Is it possible to divide $\mathbb{N}$ into six disjoint sets $A_1, A_2, A_3, A_4, A_5, A_6$, such that $x,y,z$ are not in the same set if $x+2y=5z$?

If $x,y,z$ are positive integers and $z(xz+1)^2=(5z+2y)(2z+y)$, prove that $z$ is an odd perfect square.

Starting from 37, adding 5 before each previous term, forms the following sequence: \[37,537,5537,55537,555537,...\] How many prime numbers are there in this sequence?

Prove that for positive reals $a,b,c$, \[\frac{8a^2+2ab}{(b+\sqrt{6ac}+3c)^2}+\frac{2b^2+3bc}{(3c+\sqrt{2ab}+2a)^2}+\frac{18c^2+6ac}{(2a+\sqrt{3bc}+b})^2\geq 1\]

Let $\Delta ABC$ be a triangle with $AB=AC$ and $\angle A = \alpha$, and let $O,H$ be its circumcenter and orthocenter, respectively.
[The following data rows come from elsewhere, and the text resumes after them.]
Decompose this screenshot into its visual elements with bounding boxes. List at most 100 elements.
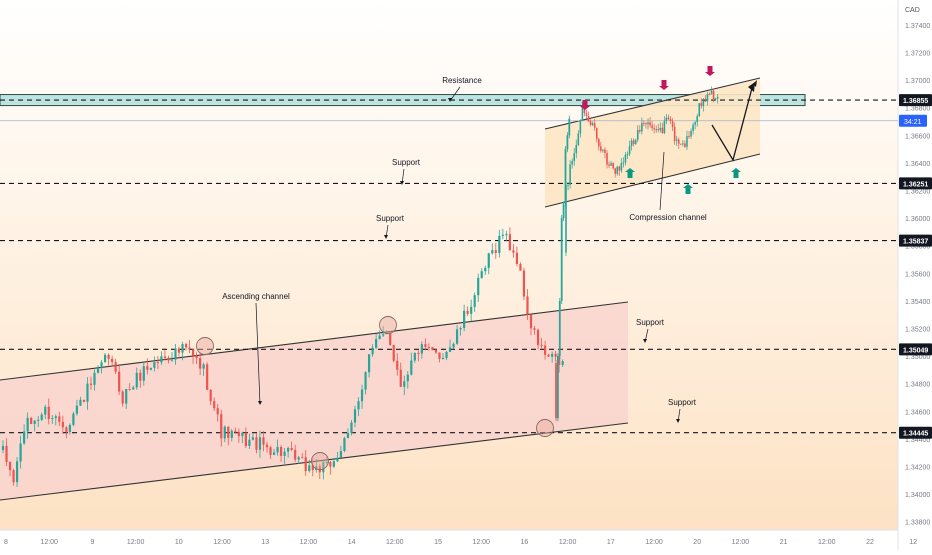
- price-tick-label: 1.35000: [905, 354, 930, 361]
- candle-body: [367, 354, 371, 373]
- candle-body: [551, 353, 554, 357]
- time-tick-label: 12:00: [645, 539, 663, 546]
- down-arrow-icon: [580, 100, 590, 110]
- time-tick-label: 12:00: [732, 539, 750, 546]
- channel-touch-circle[interactable]: [311, 452, 329, 470]
- candle-body: [135, 372, 138, 388]
- candle-body: [466, 310, 469, 314]
- candle-body: [519, 263, 522, 271]
- candle-body: [237, 431, 240, 437]
- candle-body: [477, 277, 480, 296]
- candle-body: [111, 358, 114, 363]
- candle-body: [565, 185, 567, 253]
- projection-path[interactable]: [711, 87, 753, 162]
- candle-body: [659, 127, 662, 131]
- candle-body: [634, 139, 637, 144]
- price-label-text: 1.34445: [903, 431, 928, 438]
- candle-body: [686, 136, 688, 147]
- price-tick-label: 1.36800: [905, 106, 930, 113]
- candle-body: [30, 417, 33, 424]
- candle-body: [571, 161, 573, 165]
- candle-body: [213, 401, 216, 409]
- candle-body: [704, 100, 707, 102]
- resistance-arrow-down[interactable]: [580, 100, 590, 110]
- candle-body: [248, 439, 251, 446]
- candle-body: [628, 145, 631, 155]
- support-arrow-up[interactable]: [683, 184, 693, 194]
- candle-body: [651, 125, 653, 129]
- candle-body: [688, 136, 690, 138]
- candle-body: [700, 103, 703, 107]
- candle-body: [583, 105, 586, 114]
- candle-body: [209, 389, 212, 402]
- channel-touch-circle[interactable]: [379, 316, 397, 334]
- candle-body: [276, 446, 279, 453]
- candle-body: [714, 98, 717, 100]
- price-tick-label: 1.34800: [905, 382, 930, 389]
- price-labels: 1.36855 1.36251 1.35837 1.35049 1.34445 34:21: [899, 94, 932, 439]
- support-label: Support: [392, 158, 421, 167]
- candle-body: [230, 430, 233, 438]
- candle-body: [301, 457, 304, 459]
- candle-body: [682, 143, 684, 145]
- candle-body: [677, 139, 680, 144]
- candle-body: [647, 122, 649, 125]
- candle-body: [547, 354, 550, 357]
- candle-body: [438, 352, 441, 359]
- current-price-tag: [899, 114, 927, 127]
- candle-body: [636, 129, 639, 140]
- candle-body: [494, 250, 497, 253]
- ascending-channel-lower-line[interactable]: [0, 422, 629, 501]
- compression-channel[interactable]: [545, 78, 760, 207]
- price-label-text: 1.35049: [903, 347, 928, 354]
- compression-channel-lower-line[interactable]: [544, 153, 761, 208]
- support-arrow-up[interactable]: [625, 168, 635, 178]
- candle-body: [311, 465, 314, 470]
- candle-body: [441, 358, 445, 360]
- candle-body: [641, 122, 643, 132]
- candle-body: [329, 461, 332, 467]
- candle-body: [589, 121, 592, 125]
- ascending-channel[interactable]: [0, 302, 628, 500]
- candle-body: [149, 367, 152, 370]
- candle-body: [487, 253, 490, 268]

If $P,Q$ are points on $AB$ and $AC$, respectively, such that $APHQ$ forms a rhombus, determine $\angle POQ$ in terms of $\alpha$.

A V-tromino is a diagram formed by three unit squares.(As attachment.) (a)Is it possible to cover a $3\times 2013$ table by $3\times 671$ V-trominoes? (b)Is it possible to cover a $5\times 2013$ table by $5\times 671$ V-trominoes?

Let P be a point in an acute triangle $ABC$, and $d_A, d_B, d_C$ be the distance from P to vertices of the triangle respectively. If the distance from P to the three edges are $d_1, d_2, d_3$ respectively, prove that \[d_A+d_B+d_C\geq 2(d_1+d_2+d_3)\]

Let $f$ and $g$ be two nonzero polynomials with integer coefficients and $\deg f>\deg g$. Suppose that for infinitely many primes $p$ the polynomial $pf+g$ has a rational root. Prove that $f$ has a rational root.

Find all $g:\mathbb{R}\rightarrow\mathbb{R}$ such that for all $x,y\in R$, \[(4x+g(x)^2)g(y)=4g(\frac{y}{2}g(x))+4xyg(x)\]

Let $n \geq 1$ be an integer. What is the maximum number of disjoint pairs of elements of the set $\{ 1,2,\ldots , n \}$ such that the sums of the different pairs are different integers not exceeding $n$?

An integer $a$ is called friendly if the equation $(m^2+n)(n^2+m)=a(m-n)^3$ has a solution over the positive integers. a) Prove that there are at least $500$ friendly integers in the set $\{ 1,2,\ldots ,2012\}$. b) Decide whether $a=2$ is friendly.

Let $ABCD$ be a convex quadrilateral with non-parallel sides $BC$ and $AD$. Assume that there is a point $E$ on the side $BC$ such that the quadrilaterals $ABED$ and $AECD$ are circumscribed. Prove that there is a point $F$ on the side $AD$ such that the quadrilaterals $ABCF$ and $BCDF$ are circumscribed if and only if $AB$ is parallel to $CD$.